Pero el asistencialismo tiene un objetivo político que no hay que perder de vista: fomentar la dependencia del ciudadano hacia el gobierno. Si millones de familias dependen cada mes de una transferencia para sobrevivir, esas familias se convierten en un capital electoral cautivo. Y así, el dinero que debería invertirse en desarrollo productivo, educación, salud e infraestructura, se destina a sostener una base de apoyo político.
Esto no es nuevo. En América Latina, numerosos gobiernos han usado este modelo: subsidios perpetuos que alivian momentáneamente el hambre, pero nunca construyen un camino real hacia la autosuficiencia. El resultado siempre es el mismo: generaciones enteras atrapadas en la precariedad, sin herramientas para salir adelante por sí mismas.
Un país que se conforma con repartir dinero en lugar de generar empleo formal bien pagado está condenado a la mediocridad económica. La verdadera salida de la pobreza pasa por el desarrollo productivo, por una política industrial que genere riqueza, por un sistema educativo de calidad que prepare a la población para competir en un mundo cada vez más exigente, y por servicios públicos robustos que garanticen salud y seguridad social universales.

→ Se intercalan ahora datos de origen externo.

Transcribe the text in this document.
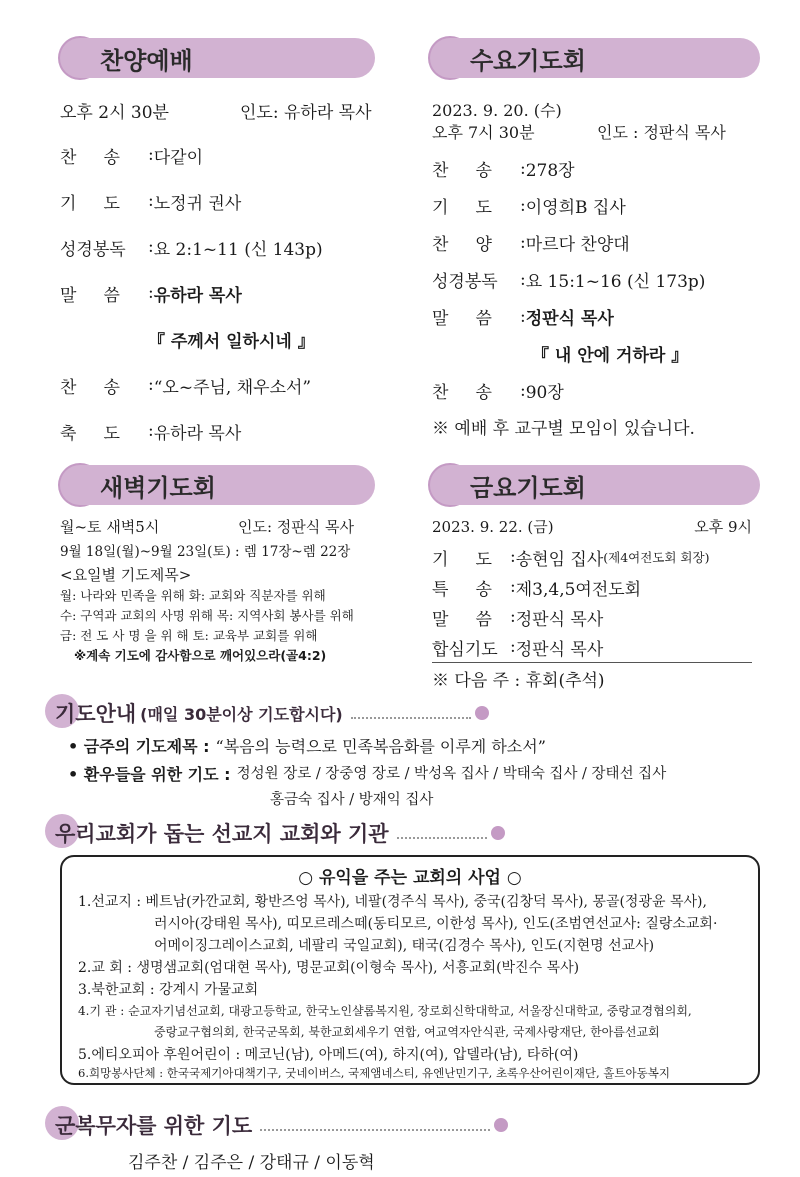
찬양예배
오후 2시 30분	인도: 유하라 목사
찬     송	: 다같이
기     도	: 노정귀 권사
성경봉독	: 요 2:1~11 (신 143p)
말     씀	: 유하라 목사
『 주께서 일하시네 』
찬     송	: “오~주님, 채우소서”
축     도	: 유하라 목사
수요기도회
2023. 9. 20. (수)
오후 7시 30분	인도 : 정판식 목사
찬     송	: 278장
기     도	: 이영희B 집사
찬     양	: 마르다 찬양대
성경봉독	: 요 15:1~16 (신 173p)
말     씀	: 정판식 목사
『 내 안에 거하라 』
찬     송	: 90장
※ 예배 후 교구별 모임이 있습니다.
새벽기도회
월~토 새벽5시	인도: 정판식 목사
9월 18일(월)~9월 23일(토) : 렘 17장~렘 22장
<요일별 기도제목>
월: 나라와 민족을 위해 화: 교회와 직분자를 위해
수: 구역과 교회의 사명 위해 목: 지역사회 봉사를 위해
금: 전 도 사 명 을 위 해 토: 교육부 교회를 위해
※계속 기도에 감사함으로 깨어있으라(골4:2)
금요기도회
2023. 9. 22. (금)	오후 9시
기     도	: 송현임 집사 (제4여전도회 회장)
특     송	: 제3,4,5여전도회
말     씀	: 정판식 목사
합심기도 : 정판식 목사
※ 다음 주 : 휴회(추석)
기도안내 (매일 30분이상 기도합시다)
• 금주의 기도제목 : “복음의 능력으로 민족복음화를 이루게 하소서”
• 환우들을 위한 기도 : 정성원 장로 / 장중영 장로 / 박성옥 집사 / 박태숙 집사 / 장태선 집사
홍금숙 집사 / 방재익 집사
우리교회가 돕는 선교지 교회와 기관
○ 유익을 주는 교회의 사업 ○
1.선교지 : 베트남(카깐교회, 황반즈엉 목사), 네팔(경주식 목사), 중국(김창덕 목사), 몽골(정광윤 목사),
러시아(강태원 목사), 띠모르레스떼(동티모르, 이한성 목사), 인도(조범연선교사: 질랑소교회·
어메이징그레이스교회, 네팔리 국일교회), 태국(김경수 목사), 인도(지현명 선교사)
2.교 회 : 생명샘교회(엄대현 목사), 명문교회(이형숙 목사), 서흥교회(박진수 목사)
3.북한교회 : 강계시 가물교회
4.기 관 : 순교자기념선교회, 대광고등학교, 한국노인샬롬복지원, 장로회신학대학교, 서울장신대학교, 중랑교경협의회,
중랑교구협의회, 한국군목회, 북한교회세우기 연합, 여교역자안식관, 국제사랑재단, 한아름선교회
5.에티오피아 후원어린이 : 메코닌(남), 아메드(여), 하지(여), 압델라(남), 타하(여)
6.희망봉사단체 : 한국국제기아대책기구, 굿네이버스, 국제앰네스티, 유엔난민기구, 초록우산어린이재단, 홀트아동복지
군복무자를 위한 기도
김주찬 / 김주은 / 강태규 / 이동혁
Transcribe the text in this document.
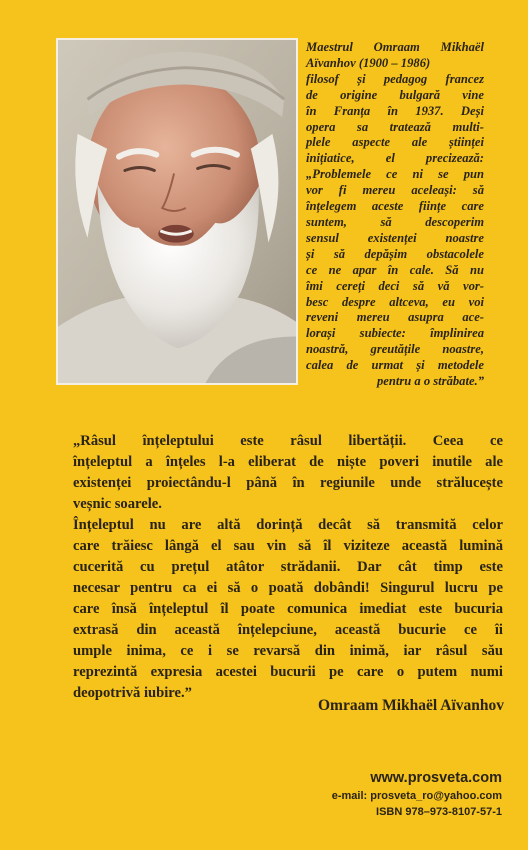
Maestrul Omraam Mikhaël
Aïvanhov (1900 – 1986)
filosof și pedagog francez
de origine bulgară vine
în Franța în 1937. Deși
opera sa tratează multi-
plele aspecte ale științei
inițiatice, el precizează:
„Problemele ce ni se pun
vor fi mereu aceleași: să
înțelegem aceste ființe care
suntem, să descoperim
sensul existenței noastre
și să depășim obstacolele
ce ne apar în cale. Să nu
îmi cereți deci să vă vor-
besc despre altceva, eu voi
reveni mereu asupra ace-
lorași subiecte: împlinirea
noastră, greutățile noastre,
calea de urmat și metodele
pentru a o străbate.”
„Râsul înțeleptului este râsul libertății. Ceea ce
înțeleptul a înțeles l-a eliberat de niște poveri inutile ale
existenței proiectându-l până în regiunile unde strălucește
veșnic soarele.
Înțeleptul nu are altă dorință decât să transmită celor
care trăiesc lângă el sau vin să îl viziteze această lumină
cucerită cu prețul atâtor strădanii. Dar cât timp este
necesar pentru ca ei să o poată dobândi! Singurul lucru pe
care însă înțeleptul îl poate comunica imediat este bucuria
extrasă din această înțelepciune, această bucurie ce îi
umple inima, ce i se revarsă din inimă, iar râsul său
reprezintă expresia acestei bucurii pe care o putem numi
deopotrivă iubire.”
Omraam Mikhaël Aïvanhov
www.prosveta.com
e-mail: prosveta_ro@yahoo.com
ISBN 978–973-8107-57-1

El asistencialismo masivo, cuando se convierte en la política central de un Estado, se transforma en un lastre. Mantiene vivas las condiciones de pobreza para justificar su propia existencia. Es un círculo vicioso: se reparte dinero porque hay pobres, y hay pobres porque lo único que se les da es dinero.
Mientras tanto, el discurso oficial se aferra a las cifras como si fueran una verdad absoluta. Pero la realidad se mide en la calle, no en los informes. Pregúntele a cualquier familia si hoy vive mejor que hace seis años y la respuesta será más reveladora que cualquier boletín gubernamental.
La pregunta es simple: ¿Queremos un México que viva de dádivas o un México que no necesite dádivas para vivir? La respuesta también debería ser simple, pero exige valentía política.
Y esa valentía no se ve en un gobierno que prefiere mantener a la gente agradecida, en lugar de darle las herramientas para ser libre.
No, la pobreza no ha disminuido y el pueblo debe asumir con claridad y objetividad el tema, debe entender que una cosa es la propaganda oficialista, otra los datos presentados y algo muy distinto la realidad, no debe dejarse engañar con estos datos amañados, debe proponerse dar la lucha en serio para transformar su situación, debe organizarse y junto a sus vecinos y hermanos de clase conquistar el poder político y tomar las riendas del país.
Pregunto a mis estimados lectores: ¿Ustedes ya salieron de la pobreza?